1Institute of Environmental Assessment and Water Research, IDǼA, CSIC, C/Jordi Girona, 18–26, 08034, Barcelona, Spain
2Institute of Environmental Science and Technology (ICTA), Universitat Autónoma de Barcelona, 08193, Bellaterra, Barcelona, Spain
Abstract. The time variability and long term trends of PM2.5 (particulate matter of diameter < 2.5 μm) at various regional background (RB) sites across Europe are studied and interpreted in this work. Data on mean annual levels of PM2.5 measured at Montseny (MSY, North East Spain) and various RB sites in Spain and Europe are evaluated and compared, and subsequently analysed for statistically significant trends. The MSY site registered higher average PM2.5 levels than those measured at a selection of other RB sites across Spain, Portugal, Germany and Scandinavia by percentage compared to the mean of all the stations in these countries, but lower than those measured in Switzerland, Italy and Austria.

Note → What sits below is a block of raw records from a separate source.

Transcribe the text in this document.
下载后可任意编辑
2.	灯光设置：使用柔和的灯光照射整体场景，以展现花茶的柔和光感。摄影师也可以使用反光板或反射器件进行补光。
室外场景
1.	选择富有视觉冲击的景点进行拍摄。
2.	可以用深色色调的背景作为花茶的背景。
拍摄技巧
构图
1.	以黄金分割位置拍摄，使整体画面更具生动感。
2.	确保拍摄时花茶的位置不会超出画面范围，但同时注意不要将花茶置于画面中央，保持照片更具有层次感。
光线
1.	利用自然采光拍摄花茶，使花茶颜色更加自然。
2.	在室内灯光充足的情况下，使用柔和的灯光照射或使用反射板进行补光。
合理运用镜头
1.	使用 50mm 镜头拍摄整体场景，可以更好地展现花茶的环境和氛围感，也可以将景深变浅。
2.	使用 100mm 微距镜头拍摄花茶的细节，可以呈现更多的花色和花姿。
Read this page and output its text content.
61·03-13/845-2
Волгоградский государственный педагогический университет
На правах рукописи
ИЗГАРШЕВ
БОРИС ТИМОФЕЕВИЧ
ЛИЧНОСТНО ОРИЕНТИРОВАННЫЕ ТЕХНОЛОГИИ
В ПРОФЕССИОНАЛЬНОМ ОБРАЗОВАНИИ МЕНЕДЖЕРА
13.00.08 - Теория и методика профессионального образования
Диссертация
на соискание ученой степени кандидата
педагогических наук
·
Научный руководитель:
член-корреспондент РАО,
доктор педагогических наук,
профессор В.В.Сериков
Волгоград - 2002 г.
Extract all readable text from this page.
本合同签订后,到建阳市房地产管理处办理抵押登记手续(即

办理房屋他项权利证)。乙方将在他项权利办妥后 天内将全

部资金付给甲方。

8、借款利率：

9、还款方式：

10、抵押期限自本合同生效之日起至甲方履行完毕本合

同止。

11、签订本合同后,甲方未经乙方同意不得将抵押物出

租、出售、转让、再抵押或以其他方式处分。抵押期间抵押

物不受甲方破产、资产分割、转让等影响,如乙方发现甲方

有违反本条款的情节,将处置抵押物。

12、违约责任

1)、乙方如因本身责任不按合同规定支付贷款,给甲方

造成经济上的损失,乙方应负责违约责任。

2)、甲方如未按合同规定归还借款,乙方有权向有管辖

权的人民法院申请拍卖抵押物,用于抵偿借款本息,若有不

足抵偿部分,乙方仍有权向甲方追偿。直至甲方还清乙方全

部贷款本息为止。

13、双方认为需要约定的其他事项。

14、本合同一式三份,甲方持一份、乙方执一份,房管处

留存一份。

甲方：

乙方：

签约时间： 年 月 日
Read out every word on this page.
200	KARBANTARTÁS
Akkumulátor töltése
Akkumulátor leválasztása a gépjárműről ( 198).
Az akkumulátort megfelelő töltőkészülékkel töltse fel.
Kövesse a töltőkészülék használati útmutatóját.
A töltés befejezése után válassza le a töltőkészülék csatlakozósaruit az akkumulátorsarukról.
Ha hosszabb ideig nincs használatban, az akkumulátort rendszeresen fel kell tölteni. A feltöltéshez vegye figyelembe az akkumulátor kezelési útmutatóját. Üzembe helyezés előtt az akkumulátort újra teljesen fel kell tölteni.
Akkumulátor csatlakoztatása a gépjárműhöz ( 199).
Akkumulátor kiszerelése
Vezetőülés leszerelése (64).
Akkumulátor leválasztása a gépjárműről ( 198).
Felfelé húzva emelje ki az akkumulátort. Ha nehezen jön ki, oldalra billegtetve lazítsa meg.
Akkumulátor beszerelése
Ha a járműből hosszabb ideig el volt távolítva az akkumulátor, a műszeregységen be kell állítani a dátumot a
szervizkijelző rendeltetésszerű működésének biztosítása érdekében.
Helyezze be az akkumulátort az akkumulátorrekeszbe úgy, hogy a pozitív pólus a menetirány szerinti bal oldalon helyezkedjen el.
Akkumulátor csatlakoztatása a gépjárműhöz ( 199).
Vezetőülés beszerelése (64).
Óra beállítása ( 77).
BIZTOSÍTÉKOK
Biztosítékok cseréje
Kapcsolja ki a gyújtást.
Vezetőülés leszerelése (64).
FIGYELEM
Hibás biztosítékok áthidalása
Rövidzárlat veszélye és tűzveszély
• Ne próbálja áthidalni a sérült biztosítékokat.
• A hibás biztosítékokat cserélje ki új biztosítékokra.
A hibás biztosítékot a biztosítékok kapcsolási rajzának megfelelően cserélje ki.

Reductions in PM2.5 were observed across all stations in Spain and Europe to varying degrees (7–49%). MSY underwent a statistically significant reduction since measurements began, indicating a year-on-year gradual decrease (−3.7 μg m−3, calculated from the final year of data compared to the mean). Similar trends were observed in other RB sites across Spain (−1.9 μg m−3). Reductions recorded in PM2.5 across Europe were varied, with many experiencing gradual, year-on-year decreases (−1.8 μg m−3). These reductions have been attributed to various causes: the introduction and implementation of pollution abatement strategies in EU member states, the effect of the current economic crisis on emissions of PM2.5 and the influence of meteorology observed during the winters of 2009 and 2010. In addition, the North Atlantic Oscillation (NAO), a large scale meteorological phenomenon most prevalent during winter, was observed to influence the frequency of Saharan dust intrusions across the Iberian Peninsula.
Chemical composition of PM2.5 at MSY is characterised by high levels of organic matter (OM) and sulphate, followed by crustal material, nitrate and ammonia. Sea Spray and elemental carbon (EC) comprised a minor part of the total PM2.5 mass. Statistical trend analysis was performed on the various chemical components of PM2.5 recorded at MSY to determine which components were accountable for the decrease in PM2.5 concentration. It is shown that OM underwent the largest decrease over the time period with a statistically significant trend (−1.3 μg m−3 compared to the mean), followed by sulphate (−0.8 μg m−3), ammonium (−0.5 μg m−3) and nitrate (−0.4 μg m−3). Conversely, sea spray, EC and crustal material reductions were found to be negligible.